COST BENEFIT ANALYSIS FOR DIGITAL PAYMENTS IN LESOTHO
CBA for digital payments in Lesotho summary report.
Innovative technological advances are leading the rethinking of market based business models applied by financial intermediaries that previously did not consider low income rural poor populations as a potential market for investable funds. Electronic money is rapidly coming to the fore as a game changer made possible through the use of cheap mobile phones, expanded cellular network coverage and fast internet services. Technical advances catalysing innovations include new ways of delivering financial services through agents / agencies, realigning Know Your Customer (KYC) requirements employing Tiered or Proportional KYC that encourage low income clients to open electronic money accounts, facilitating savings mobilisation, access to credit and insurance services.
As Africa’s highest contributor of social protection, Lesotho’ treasury faces considerable pressure to meet Government’s social protection obligations of mitigating the impact of poverty on Basotho. Declining revenues from the Southern African Customs Union (SACU) threaten to derail the social protection agenda and plunge more Basotho deeper in poverty. Consequently financial inclusion is gaining traction within the Government of Lesotho (GoL) as a strategic intervention to ameliorate poverty and induce unbanked low income, rural Basotho into the modern financial system where they can access and benefit from access to credit, savings mobilisation, access to employment and business development services promoting the growth of micro, small and medium enterprises.
The objective of this study was to identify, measure and value economic, financial and social benefits and costs of defined policy interventions to transform Lesotho’s economy from cash based payment platforms to an electronic payment platform. This was followed by an assessment of the existing legal, policy and regulatory frameworks and finally the analysis of technical and technological requirements of payments and collection points to develop electronic payments platforms.

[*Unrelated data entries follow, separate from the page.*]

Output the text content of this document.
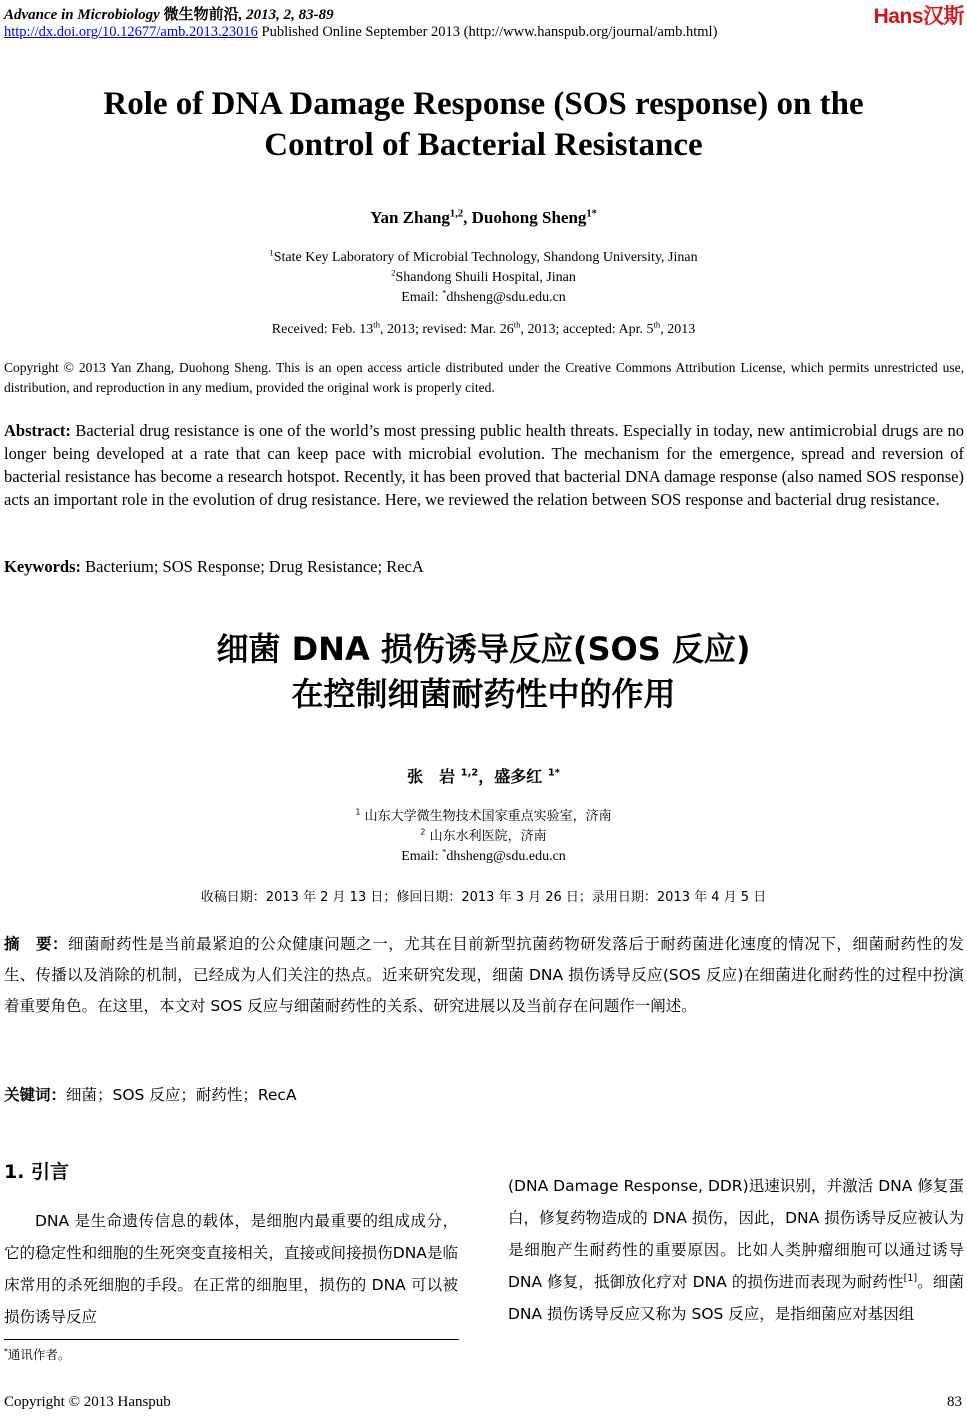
Advance in Microbiology 微生物前沿, 2013, 2, 83-89	Hans汉斯
http://dx.doi.org/10.12677/amb.2013.23016 Published Online September 2013 (http://www.hanspub.org/journal/amb.html)
Role of DNA Damage Response (SOS response) on the
Control of Bacterial Resistance
Yan Zhang$^{1,2}$, Duohong Sheng$^{1*}$
$^1$State Key Laboratory of Microbial Technology, Shandong University, Jinan
$^2$Shandong Shuili Hospital, Jinan
Email: *dhsheng@sdu.edu.cn
Received: Feb. 13th, 2013; revised: Mar. 26th, 2013; accepted: Apr. 5th, 2013
Copyright © 2013 Yan Zhang, Duohong Sheng. This is an open access article distributed under the Creative Commons Attribution License, which permits unrestricted use, distribution, and reproduction in any medium, provided the original work is properly cited.
Abstract: Bacterial drug resistance is one of the world’s most pressing public health threats. Especially in today, new antimicrobial drugs are no longer being developed at a rate that can keep pace with microbial evolution. The mechanism for the emergence, spread and reversion of bacterial resistance has become a research hotspot. Recently, it has been proved that bacterial DNA damage response (also named SOS response) acts an important role in the evolution of drug resistance. Here, we reviewed the relation between SOS response and bacterial drug resistance.
Keywords: Bacterium; SOS Response; Drug Resistance; RecA
细菌 DNA 损伤诱导反应(SOS 反应)
在控制细菌耐药性中的作用
张　岩 $^{1,2}$，盛多红 $^{1*}$
$^1$ 山东大学微生物技术国家重点实验室，济南
$^2$ 山东水利医院，济南
Email: *dhsheng@sdu.edu.cn
收稿日期：2013 年 2 月 13 日；修回日期：2013 年 3 月 26 日；录用日期：2013 年 4 月 5 日
摘　要：细菌耐药性是当前最紧迫的公众健康问题之一，尤其在目前新型抗菌药物研发落后于耐药菌进化速度的情况下，细菌耐药性的发生、传播以及消除的机制，已经成为人们关注的热点。近来研究发现，细菌 DNA 损伤诱导反应(SOS 反应)在细菌进化耐药性的过程中扮演着重要角色。在这里，本文对 SOS 反应与细菌耐药性的关系、研究进展以及当前存在问题作一阐述。
关键词：细菌；SOS 反应；耐药性；RecA
1. 引言
DNA 是生命遗传信息的载体，是细胞内最重要的组成成分，它的稳定性和细胞的生死突变直接相关，直接或间接损伤DNA是临床常用的杀死细胞的手段。在正常的细胞里，损伤的 DNA 可以被损伤诱导反应
(DNA Damage Response, DDR)迅速识别，并激活 DNA 修复蛋白，修复药物造成的 DNA 损伤，因此，DNA 损伤诱导反应被认为是细胞产生耐药性的重要原因。比如人类肿瘤细胞可以通过诱导 DNA 修复，抵御放化疗对 DNA 的损伤进而表现为耐药性[1]。细菌 DNA 损伤诱导反应又称为 SOS 反应，是指细菌应对基因组
*通讯作者。
Copyright © 2013 Hanspub	83
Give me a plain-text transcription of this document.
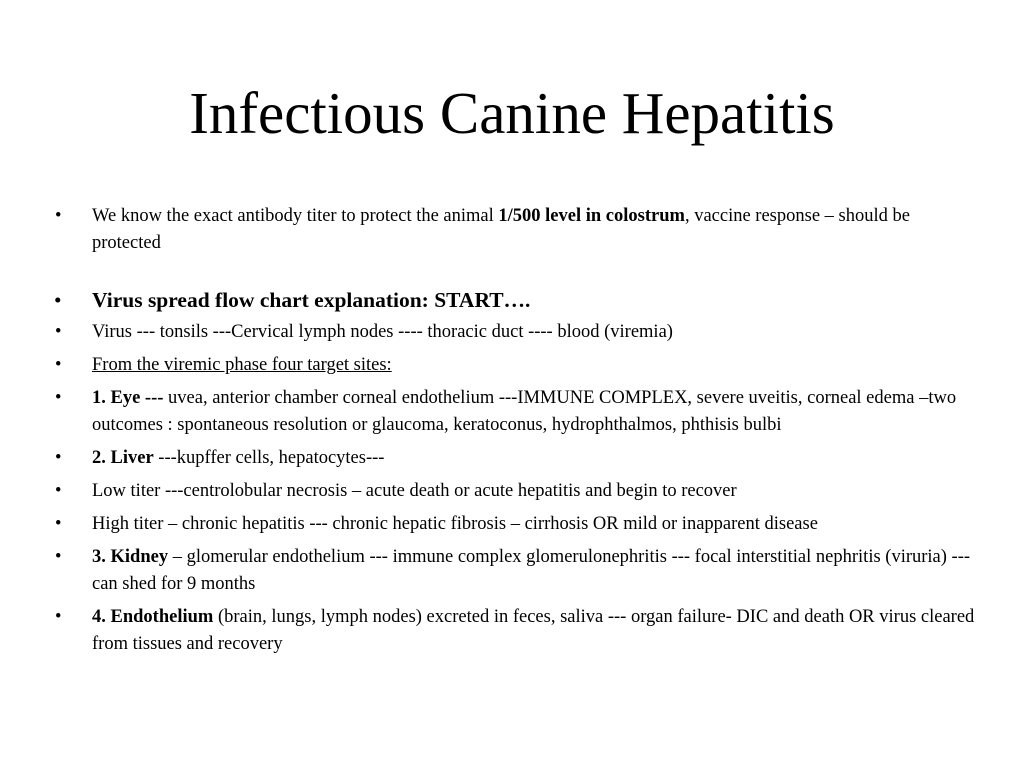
Infectious Canine Hepatitis
• We know the exact antibody titer to protect the animal 1/500 level in colostrum, vaccine response – should be protected
• Virus spread flow chart explanation: START….
• Virus --- tonsils ---Cervical lymph nodes ---- thoracic duct ---- blood (viremia)
• From the viremic phase four target sites:
• 1. Eye --- uvea, anterior chamber corneal endothelium ---IMMUNE COMPLEX, severe uveitis, corneal edema –two outcomes : spontaneous resolution or glaucoma, keratoconus, hydrophthalmos, phthisis bulbi
• 2. Liver ---kupffer cells, hepatocytes---
• Low titer ---centrolobular necrosis – acute death or acute hepatitis and begin to recover
• High titer – chronic hepatitis --- chronic hepatic fibrosis – cirrhosis OR mild or inapparent disease
• 3. Kidney – glomerular endothelium --- immune complex glomerulonephritis --- focal interstitial nephritis (viruria) --- can shed for 9 months
• 4. Endothelium (brain, lungs, lymph nodes) excreted in feces, saliva --- organ failure- DIC and death OR virus cleared from tissues and recovery
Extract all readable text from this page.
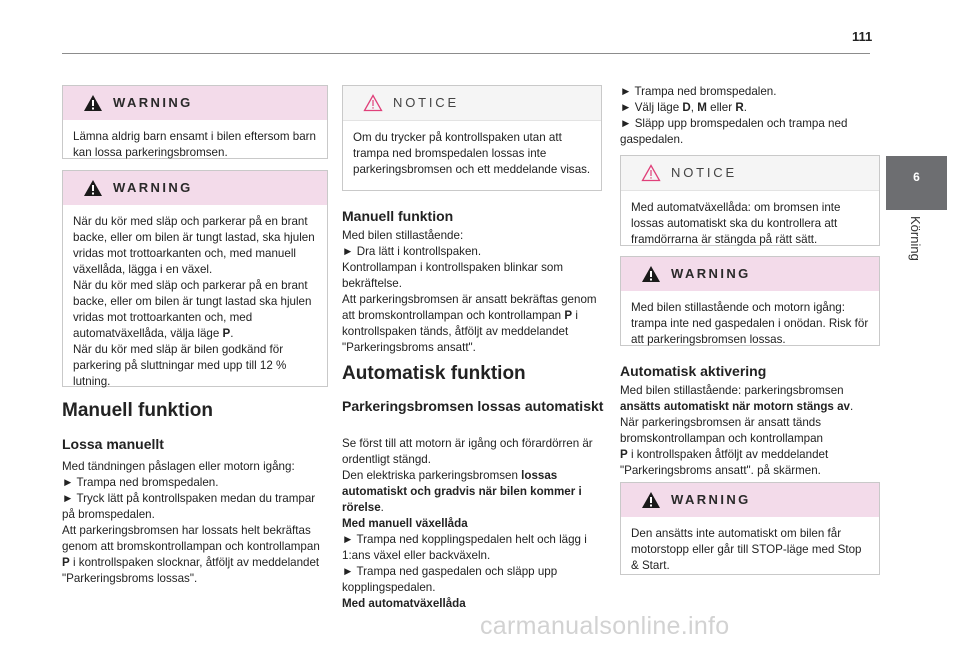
111
6
Körning
WARNING
Lämna aldrig barn ensamt i bilen eftersom barn kan lossa parkeringsbromsen.
WARNING
När du kör med släp och parkerar på en brant backe, eller om bilen är tungt lastad, ska hjulen vridas mot trottoarkanten och, med manuell växellåda, lägga i en växel.
När du kör med släp och parkerar på en brant backe, eller om bilen är tungt lastad ska hjulen vridas mot trottoarkanten och, med automatväxellåda, välja läge P.
När du kör med släp är bilen godkänd för parkering på sluttningar med upp till 12 % lutning.
Manuell funktion
Lossa manuellt
Med tändningen påslagen eller motorn igång:
► Trampa ned bromspedalen.
► Tryck lätt på kontrollspaken medan du trampar på bromspedalen.
Att parkeringsbromsen har lossats helt bekräftas genom att bromskontrollampan och kontrollampan P i kontrollspaken slocknar, åtföljt av meddelandet "Parkeringsbroms lossas".
NOTICE
Om du trycker på kontrollspaken utan att trampa ned bromspedalen lossas inte parkeringsbromsen och ett meddelande visas.
Manuell funktion
Med bilen stillastående:
► Dra lätt i kontrollspaken.
Kontrollampan i kontrollspaken blinkar som bekräftelse.
Att parkeringsbromsen är ansatt bekräftas genom att bromskontrollampan och kontrollampan P i kontrollspaken tänds, åtföljt av meddelandet "Parkeringsbroms ansatt".
Automatisk funktion
Parkeringsbromsen lossas automatiskt
Se först till att motorn är igång och förardörren är ordentligt stängd.
Den elektriska parkeringsbromsen lossas automatiskt och gradvis när bilen kommer i rörelse.
Med manuell växellåda
► Trampa ned kopplingspedalen helt och lägg i 1:ans växel eller backväxeln.
► Trampa ned gaspedalen och släpp upp kopplingspedalen.
Med automatväxellåda
► Trampa ned bromspedalen.
► Välj läge D, M eller R.
► Släpp upp bromspedalen och trampa ned gaspedalen.
NOTICE
Med automatväxellåda: om bromsen inte lossas automatiskt ska du kontrollera att framdörrarna är stängda på rätt sätt.
WARNING
Med bilen stillastående och motorn igång: trampa inte ned gaspedalen i onödan. Risk för att parkeringsbromsen lossas.
Automatisk aktivering
Med bilen stillastående: parkeringsbromsen ansätts automatiskt när motorn stängs av.
När parkeringsbromsen är ansatt tänds bromskontrollampan och kontrollampan
P i kontrollspaken åtföljt av meddelandet "Parkeringsbroms ansatt". på skärmen.
WARNING
Den ansätts inte automatiskt om bilen får motorstopp eller går till STOP-läge med Stop & Start.
carmanualsonline.info
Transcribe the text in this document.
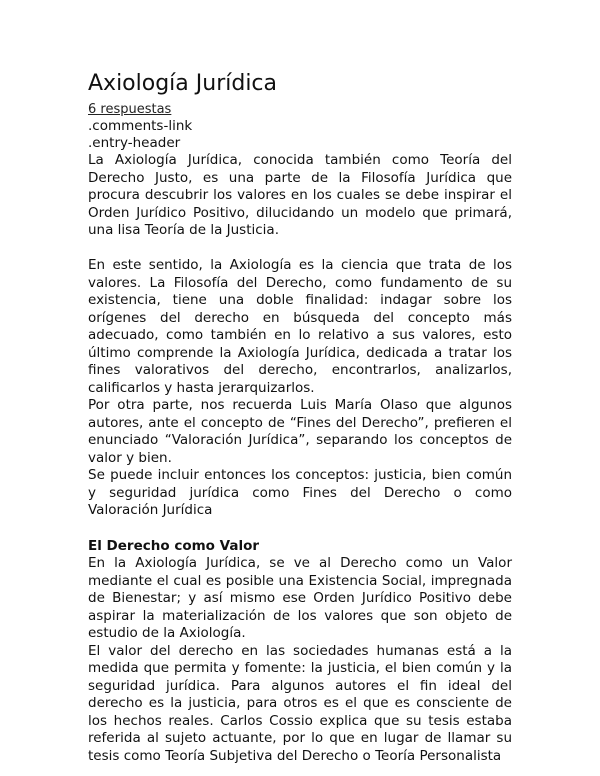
Axiología Jurídica
6 respuestas

.comments-link

.entry-header

La Axiología Jurídica, conocida también como Teoría del Derecho Justo, es una parte de la Filosofía Jurídica que procura descubrir los valores en los cuales se debe inspirar el Orden Jurídico Positivo, dilucidando un modelo que primará, una lisa Teoría de la Justicia.

En este sentido, la Axiología es la ciencia que trata de los valores. La Filosofía del Derecho, como fundamento de su existencia, tiene una doble finalidad: indagar sobre los orígenes del derecho en búsqueda del concepto más adecuado, como también en lo relativo a sus valores, esto último comprende la Axiología Jurídica, dedicada a tratar los fines valorativos del derecho, encontrarlos, analizarlos, calificarlos y hasta jerarquizarlos.

Por otra parte, nos recuerda Luis María Olaso que algunos autores, ante el concepto de “Fines del Derecho”, prefieren el enunciado “Valoración Jurídica”, separando los conceptos de valor y bien.

Se puede incluir entonces los conceptos: justicia, bien común y seguridad jurídica como Fines del Derecho o como Valoración Jurídica

El Derecho como Valor

En la Axiología Jurídica, se ve al Derecho como un Valor mediante el cual es posible una Existencia Social, impregnada de Bienestar; y así mismo ese Orden Jurídico Positivo debe aspirar la materialización de los valores que son objeto de estudio de la Axiología.

El valor del derecho en las sociedades humanas está a la medida que permita y fomente: la justicia, el bien común y la seguridad jurídica. Para algunos autores el fin ideal del derecho es la justicia, para otros es el que es consciente de los hechos reales. Carlos Cossio explica que su tesis estaba referida al sujeto actuante, por lo que en lugar de llamar su tesis como Teoría Subjetiva del Derecho o Teoría Personalista
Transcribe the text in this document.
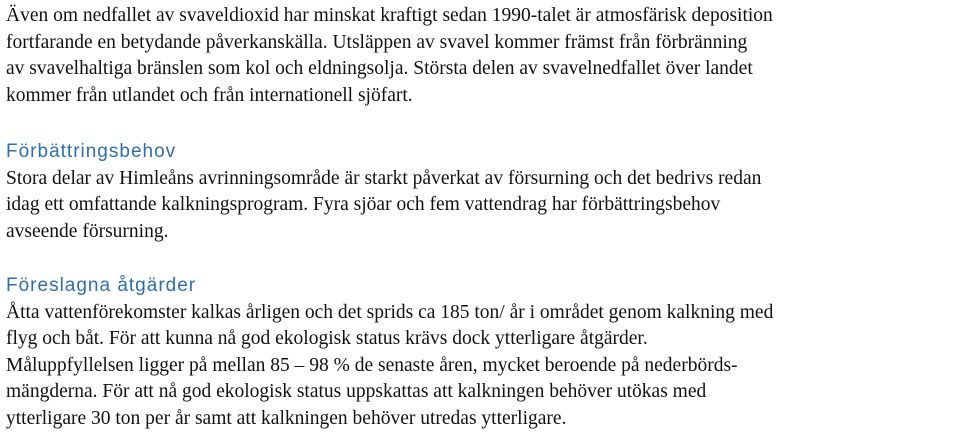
Även om nedfallet av svaveldioxid har minskat kraftigt sedan 1990-talet är atmosfärisk deposition
fortfarande en betydande påverkanskälla. Utsläppen av svavel kommer främst från förbränning
av svavelhaltiga bränslen som kol och eldningsolja. Största delen av svavelnedfallet över landet
kommer från utlandet och från internationell sjöfart.
Förbättringsbehov
Stora delar av Himleåns avrinningsområde är starkt påverkat av försurning och det bedrivs redan
idag ett omfattande kalkningsprogram. Fyra sjöar och fem vattendrag har förbättringsbehov
avseende försurning.
Föreslagna åtgärder
Åtta vattenförekomster kalkas årligen och det sprids ca 185 ton/ år i området genom kalkning med
flyg och båt. För att kunna nå god ekologisk status krävs dock ytterligare åtgärder.
Måluppfyllelsen ligger på mellan 85 – 98 % de senaste åren, mycket beroende på nederbörds-
mängderna. För att nå god ekologisk status uppskattas att kalkningen behöver utökas med
ytterligare 30 ton per år samt att kalkningen behöver utredas ytterligare.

The study utilised two case studies namely, the Child Grants Programme (CGP), representing social transfer payments – G2P; and Lesotho Revenue Authority (LRA) Electronic Taxation Project representing revenue collection – B2G; to demonstrate feasibility of transitioning to electronic payments. The case studies illuminated opportunities and challenges of electronic payments and revenue collection platforms from three sides; that of economic and financial viability; the legal, policy and regulatory feasibility and technical and technologically viability for payments and collection points to promote cashless payment systems.